Les cas Özil et Neymar

Le technicien espagnol est également revenu sur le cas Mesut Özil, qui a cristallisé certaines tensions sur sa fin de règne à l’Emirates Stadium. « On s’entendait bien personnellement avec Özil. Il a des qualités incroyables, c’est un très bon joueur. Il y a des moments où l’équipe pouvait s’adapter à lui, d’autres non, compte tenu de l’exigence physique énorme en Premier League. Je devais prendre des décisions, faire des choix. J’en parlais avec lui. Il y avait plus de bruit à l’extérieur qu’en interne », a-t-il confié, donnant ensuite son avis sur l’homme dont tout le monde parle en Espagne depuis plus d’un an : Neymar (27 ans).

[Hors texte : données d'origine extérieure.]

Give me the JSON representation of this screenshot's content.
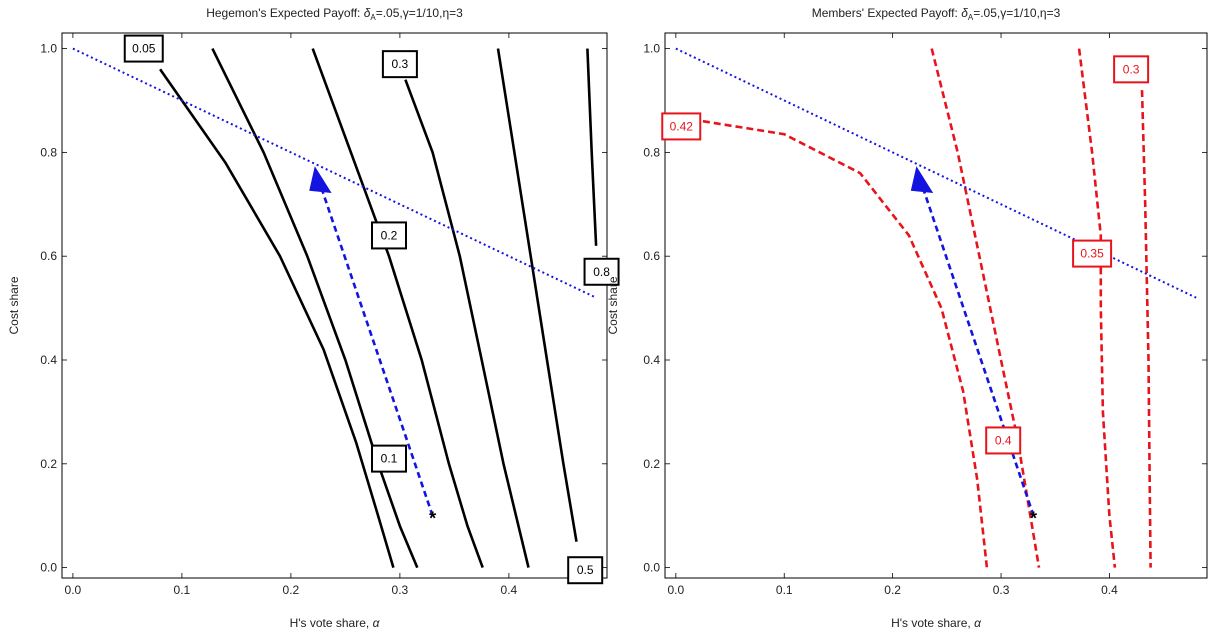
{
  "colors": {
    "frame": "#000000",
    "hegemon_contour": "#000000",
    "members_contour": "#e8141c",
    "path": "#1414e0",
    "budget_line": "#1414e0"
  },
  "chart_data": [
    {
      "type": "contour",
      "title_main": "Hegemon's Expected Payoff: ",
      "title_delta": "δ",
      "title_sub": "A",
      "title_rest": "=.05,γ=1/10,η=3",
      "xlabel_text": "H's vote share, ",
      "xlabel_sym": "α",
      "ylabel": "Cost share",
      "xlim": [
        -0.01,
        0.49
      ],
      "ylim": [
        -0.02,
        1.03
      ],
      "xticks": [
        "0.0",
        "0.1",
        "0.2",
        "0.3",
        "0.4"
      ],
      "xtick_values": [
        0,
        0.1,
        0.2,
        0.3,
        0.4
      ],
      "yticks": [
        "0.0",
        "0.2",
        "0.4",
        "0.6",
        "0.8",
        "1.0"
      ],
      "ytick_values": [
        0,
        0.2,
        0.4,
        0.6,
        0.8,
        1.0
      ],
      "contour_style": "solid",
      "contours": [
        {
          "points": [
            [
              0.08,
              0.96
            ],
            [
              0.14,
              0.78
            ],
            [
              0.19,
              0.6
            ],
            [
              0.23,
              0.42
            ],
            [
              0.26,
              0.24
            ],
            [
              0.28,
              0.1
            ],
            [
              0.294,
              0
            ]
          ]
        },
        {
          "points": [
            [
              0.128,
              1.0
            ],
            [
              0.175,
              0.8
            ],
            [
              0.215,
              0.6
            ],
            [
              0.25,
              0.4
            ],
            [
              0.28,
              0.2
            ],
            [
              0.3,
              0.08
            ],
            [
              0.316,
              0
            ]
          ]
        },
        {
          "points": [
            [
              0.22,
              1.0
            ],
            [
              0.255,
              0.8
            ],
            [
              0.29,
              0.6
            ],
            [
              0.32,
              0.4
            ],
            [
              0.345,
              0.2
            ],
            [
              0.362,
              0.08
            ],
            [
              0.376,
              0
            ]
          ]
        },
        {
          "points": [
            [
              0.305,
              0.94
            ],
            [
              0.33,
              0.8
            ],
            [
              0.355,
              0.6
            ],
            [
              0.375,
              0.4
            ],
            [
              0.395,
              0.2
            ],
            [
              0.418,
              0
            ]
          ]
        },
        {
          "points": [
            [
              0.39,
              1.0
            ],
            [
              0.405,
              0.8
            ],
            [
              0.42,
              0.6
            ],
            [
              0.435,
              0.4
            ],
            [
              0.45,
              0.2
            ],
            [
              0.462,
              0.05
            ]
          ]
        },
        {
          "points": [
            [
              0.472,
              1.0
            ],
            [
              0.476,
              0.8
            ],
            [
              0.48,
              0.62
            ]
          ]
        }
      ],
      "contour_labels": [
        {
          "text": "0.05",
          "x": 0.065,
          "y": 1.0
        },
        {
          "text": "0.3",
          "x": 0.3,
          "y": 0.97
        },
        {
          "text": "0.2",
          "x": 0.29,
          "y": 0.64
        },
        {
          "text": "0.8",
          "x": 0.485,
          "y": 0.57
        },
        {
          "text": "0.1",
          "x": 0.29,
          "y": 0.21
        },
        {
          "text": "0.5",
          "x": 0.47,
          "y": -0.005
        }
      ],
      "budget_line": {
        "points": [
          [
            0.0,
            1.0
          ],
          [
            0.48,
            0.52
          ]
        ]
      },
      "path": {
        "points": [
          [
            0.33,
            0.1
          ],
          [
            0.225,
            0.75
          ]
        ]
      },
      "arrowhead": {
        "x": 0.225,
        "y": 0.735
      },
      "star": {
        "text": "*",
        "x": 0.33,
        "y": 0.1
      }
    },
    {
      "type": "contour",
      "title_main": "Members' Expected Payoff: ",
      "title_delta": "δ",
      "title_sub": "A",
      "title_rest": "=.05,γ=1/10,η=3",
      "xlabel_text": "H's vote share, ",
      "xlabel_sym": "α",
      "ylabel": "Cost share",
      "xlim": [
        -0.01,
        0.49
      ],
      "ylim": [
        -0.02,
        1.03
      ],
      "xticks": [
        "0.0",
        "0.1",
        "0.2",
        "0.3",
        "0.4"
      ],
      "xtick_values": [
        0,
        0.1,
        0.2,
        0.3,
        0.4
      ],
      "yticks": [
        "0.0",
        "0.2",
        "0.4",
        "0.6",
        "0.8",
        "1.0"
      ],
      "ytick_values": [
        0,
        0.2,
        0.4,
        0.6,
        0.8,
        1.0
      ],
      "contour_style": "dashed",
      "contours": [
        {
          "points": [
            [
              0.025,
              0.86
            ],
            [
              0.1,
              0.835
            ],
            [
              0.17,
              0.76
            ],
            [
              0.215,
              0.64
            ],
            [
              0.245,
              0.5
            ],
            [
              0.265,
              0.34
            ],
            [
              0.278,
              0.17
            ],
            [
              0.287,
              0
            ]
          ]
        },
        {
          "points": [
            [
              0.236,
              1.0
            ],
            [
              0.26,
              0.8
            ],
            [
              0.28,
              0.6
            ],
            [
              0.3,
              0.4
            ],
            [
              0.315,
              0.25
            ],
            [
              0.335,
              0
            ]
          ]
        },
        {
          "points": [
            [
              0.372,
              1.0
            ],
            [
              0.384,
              0.8
            ],
            [
              0.392,
              0.64
            ],
            [
              0.392,
              0.5
            ],
            [
              0.394,
              0.3
            ],
            [
              0.4,
              0.1
            ],
            [
              0.405,
              0
            ]
          ]
        },
        {
          "points": [
            [
              0.43,
              0.92
            ],
            [
              0.433,
              0.7
            ],
            [
              0.436,
              0.4
            ],
            [
              0.437,
              0.2
            ],
            [
              0.438,
              0
            ]
          ]
        }
      ],
      "contour_labels": [
        {
          "text": "0.42",
          "x": 0.005,
          "y": 0.85
        },
        {
          "text": "0.3",
          "x": 0.42,
          "y": 0.96
        },
        {
          "text": "0.35",
          "x": 0.384,
          "y": 0.605
        },
        {
          "text": "0.4",
          "x": 0.302,
          "y": 0.245
        }
      ],
      "budget_line": {
        "points": [
          [
            0.0,
            1.0
          ],
          [
            0.48,
            0.52
          ]
        ]
      },
      "path": {
        "points": [
          [
            0.33,
            0.1
          ],
          [
            0.225,
            0.75
          ]
        ]
      },
      "arrowhead": {
        "x": 0.225,
        "y": 0.735
      },
      "star": {
        "text": "*",
        "x": 0.33,
        "y": 0.1
      }
    }
  ]
}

« Neymar est venu au PSG avec l’idée d’être ce que Messi est au FC Barcelone. On dit beaucoup qu’il va revenir à Barcelone. Moi, j’ai participé à sa venue au PSG. Je pensais que Mbappé, pour ce qu’il représentait, aussi devait venir au PSG et j’y ai également participé. Maintenant que je suis de retour en Espagne, je crois que Neymar doit revenir ici. Ce serait bon pour le football espagnol. Ce qu’il doit trouver, c’est la régularité. Il a 27 ans et toutes les qualités pour être le meilleur joueur du Monde. C’est le moment idéal. Il n’est pas mal au PSG, mais j’aimerais qu’il revienne ici. Les meilleurs joueurs doivent être ici. C’est le meilleur joueur que j’ai eu sous mes ordres », a-t-il lâché.

« Le PSG a toutes ses chances »

Le coach a également tressé des louanges à Edinson Cavani. « Cavani est animal compétitif, un gagnant et qui s’entraîne avec une exigence maximale. Il est passionné, ce serait une recrue magnifique pour l’Atlético de Madrid », a-t-il glissé, rappelant qu’avec eux, le Paris SG a toutes ses chances en Ligue des Champions cette année. « J’ai une bonne relation avec Nasser Al-Khelaïfi et l’Émir. Ils vont continuer à se battre. Contre le Barça (6-1, 8e de finale retour), nous avions été pénalisés par l’arbitrage. L’an dernier, face à Manchester United (1-3, 8e de finale retour), il y a eu la VAR... Ce sont des circonstances du football. Tout le monde a sa chance. Ils ont une super équipe. Ce qui est sûr, c’est qu’ils vont continuer à tout faire pour y arriver », a-t-il assuré, sans rancune.

« Je savais que je devais gagner. Au PSG, nous sommes sortis deux fois en 8es de finale. Et comme j’avais été choisi pour ça, parce que j’avais remporté trois Ligues Europa avec Séville, je suis parti », a-t-il résumé avant d’évoquer son avenir. « Everton était intéressé, on a eu une réunion de trois heures. J’ai réfléchi. Ils ont finalement choisi Carlo Ancelotti. Je serais prêt pour un nouveau challenge en Premier League ou en France, vu que je maîtrise ces deux langues désormais et que je pourrais me faire comprendre, mais j’aimerais revenir en Espagne », a-t-il conclu. Avis aux amateurs.